In 2007, Artozqui appeared in 10 games, starting 7 as a junior. He completed 85 of 158 passing attempts for a total of 956 yards. He threw 4 TDs and 8 INTs. He rushed for 103 yards scoring one touchdown. Doane Tigers ended the season with a 4-6 record.

As a senior in 2008 he appeared in 8 games, starting 3. He completed 49 of 105 passing attempts for a total of 663 yards. He threw 6 TDs and 10 INTs. Playing through two injuries as a senior, he struggled to get back to his norm. His season was shortened due to these injuries. Doane Tigers ended the season with a 4-7 record.

In all Artozqui played 37 games for Doane College. He is the 6th leading passer in school history.

==Copenhagen Towers==
After graduating Artozqui signed for the Danish club Copenhagen Towers for the 2010 season. After being held out for two games because of work permit issues, he started five games for Towers, all wins, before an injured shoulder ended his season. He was resigned for the following season.

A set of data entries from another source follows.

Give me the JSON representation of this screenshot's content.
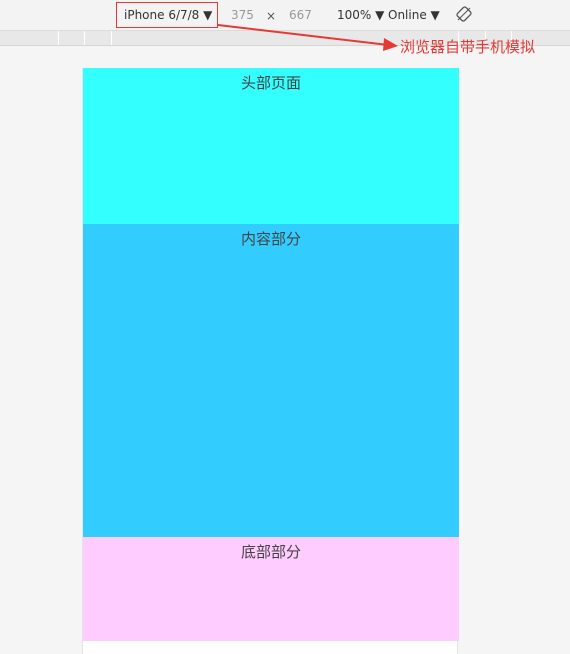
{
  "devtools_toolbar": {
    "device_select": "iPhone 6/7/8 ▼",
    "width": "375",
    "times_sign": "×",
    "height": "667",
    "zoom_select": "100% ▼",
    "network_select": "Online ▼",
    "rotate_icon": "rotate-icon"
  },
  "annotation": {
    "text": "浏览器自带手机模拟",
    "color": "#e53935"
  },
  "mobile_page": {
    "header_label": "头部页面",
    "content_label": "内容部分",
    "footer_label": "底部部分",
    "colors": {
      "header": "#33ffff",
      "content": "#33ccff",
      "footer": "#ffccff"
    }
  }
}
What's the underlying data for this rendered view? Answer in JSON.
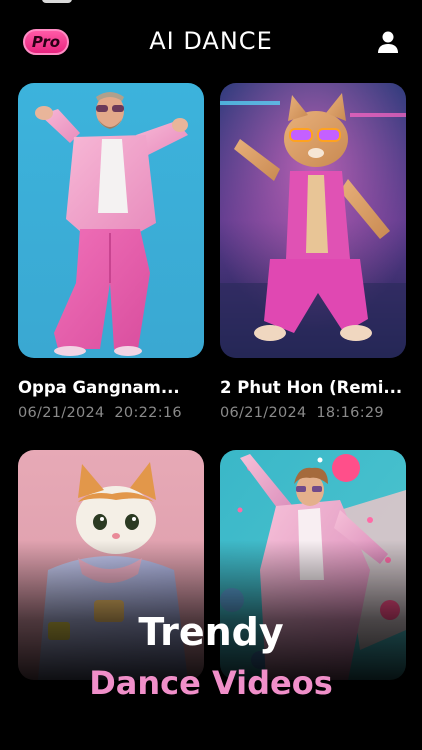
{
  "header": {
    "pro_label": "Pro",
    "title": "AI DANCE",
    "profile_icon": "user-icon"
  },
  "videos": [
    {
      "title": "Oppa Gangnam...",
      "date": "06/21/2024",
      "time": "20:22:16"
    },
    {
      "title": "2 Phut Hon (Remi...",
      "date": "06/21/2024",
      "time": "18:16:29"
    },
    {
      "title": "",
      "date": "",
      "time": ""
    },
    {
      "title": "",
      "date": "",
      "time": ""
    }
  ],
  "promo": {
    "line1": "Trendy",
    "line2": "Dance Videos"
  },
  "colors": {
    "background": "#000000",
    "pro_badge": "#ff4fa0",
    "promo_accent": "#f08fc9",
    "meta_text": "#8a8a8a"
  }
}
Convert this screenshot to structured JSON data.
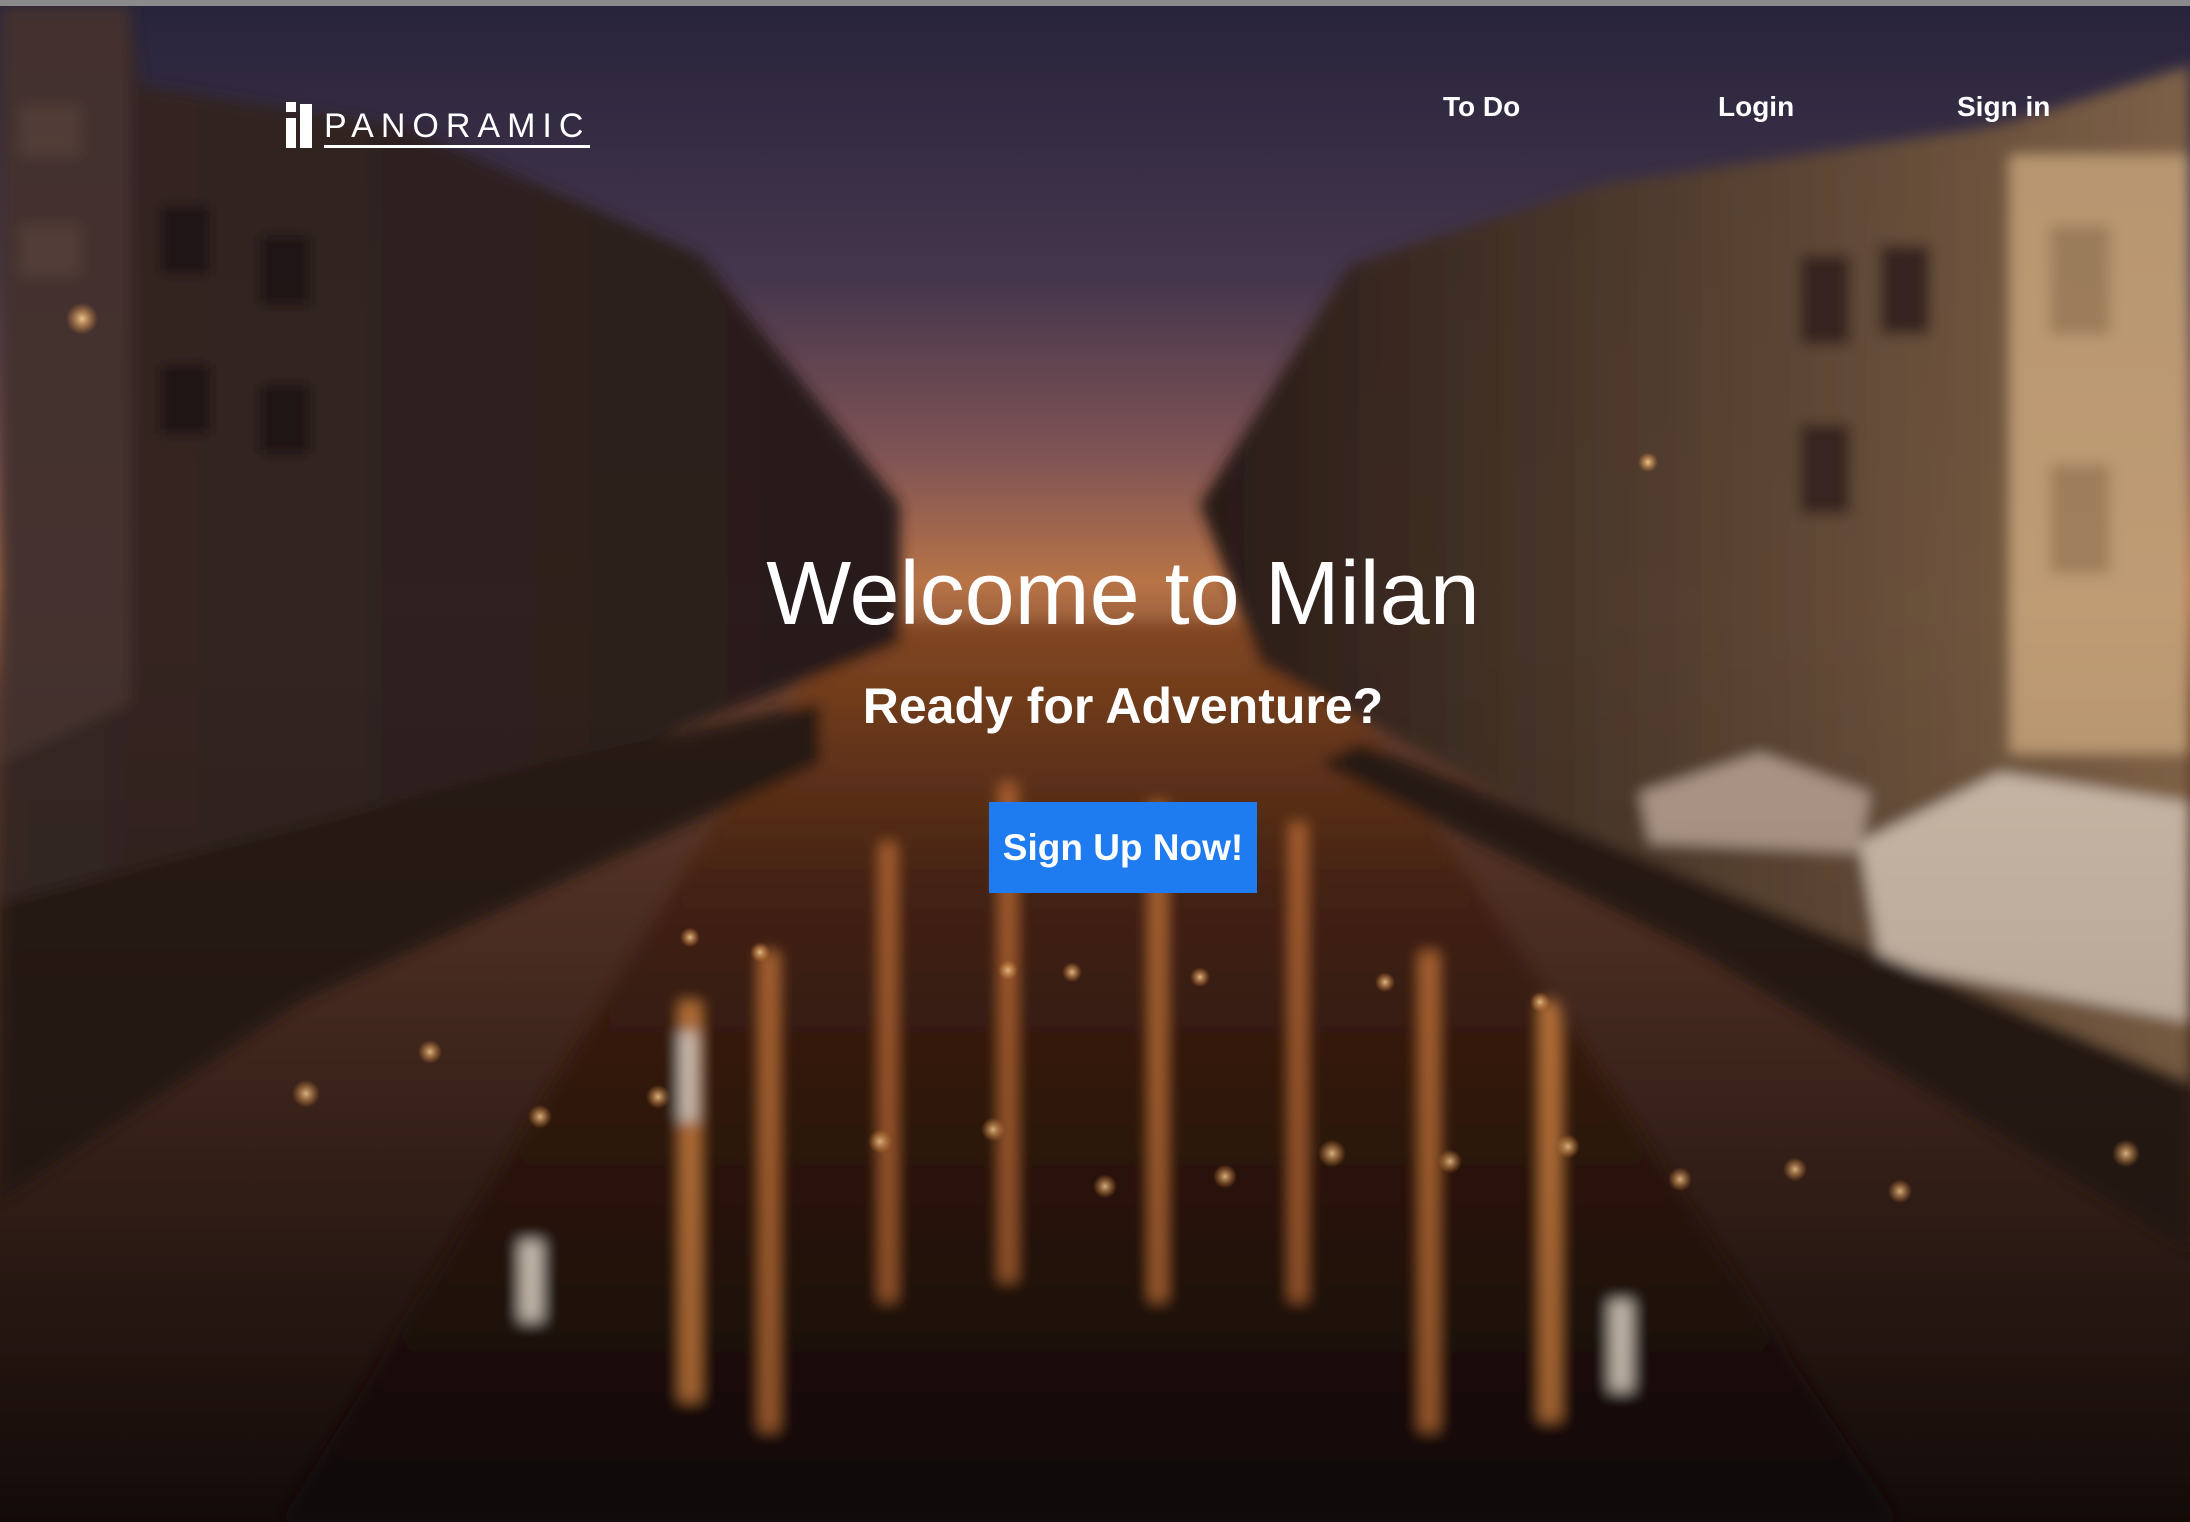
{
  "brand": {
    "name": "PANORAMIC"
  },
  "nav": {
    "items": [
      {
        "label": "To Do"
      },
      {
        "label": "Login"
      },
      {
        "label": "Sign in"
      }
    ]
  },
  "hero": {
    "title": "Welcome to Milan",
    "subtitle": "Ready for Adventure?",
    "cta_label": "Sign Up Now!",
    "background": "Milan canal at dusk (Navigli)"
  },
  "colors": {
    "cta": "#1f7bf0",
    "text": "#ffffff"
  }
}
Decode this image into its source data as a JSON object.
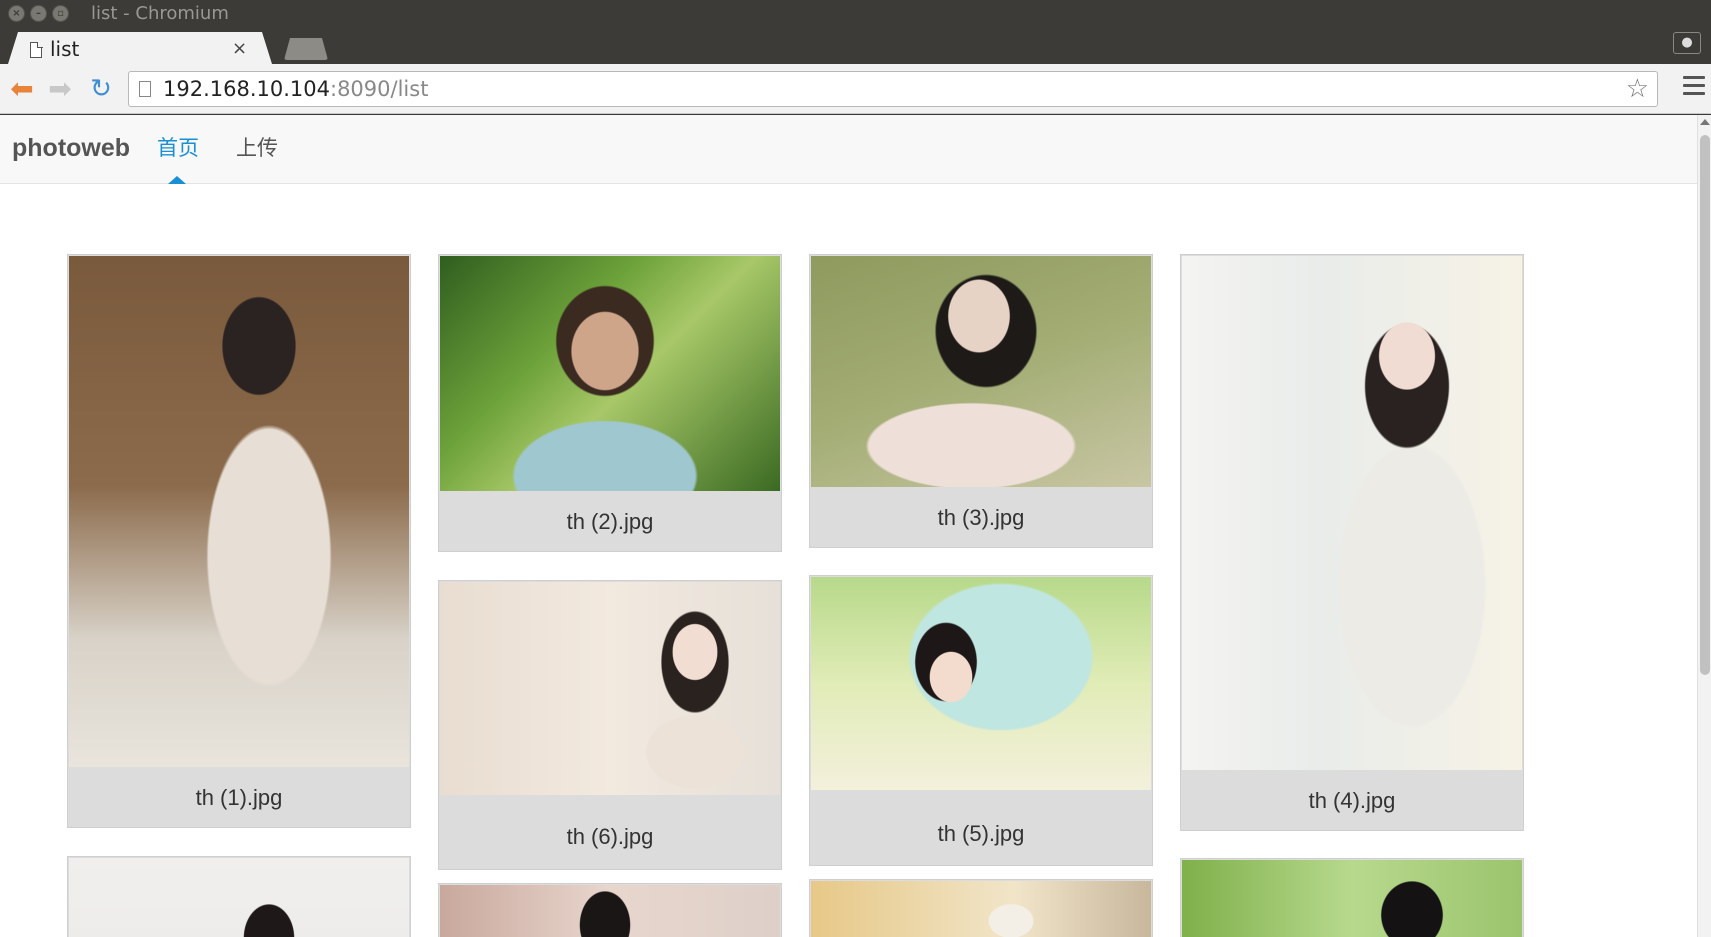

Season 2011, Artozqui threw for over 3,000 yards, 35 touchdowns, and 10 interceptions. With 550 yards of rushing, and 11 rushing scores. He led the Towers to the semifinals, where they lost to the Triangle Razorbacks, 23-13.

Season 2012, Artozqui returned for his 3rd year, determined to lead the Towers to the Mermaid Bowl.

In 2013 Towers had a perfect 12-0 season and won the MB bowl. First ever undefeated team to make that feat. In 2014, Artozqui lead the Towers to its back to back Mermaid Bowl wins and a season playing in the Champions League.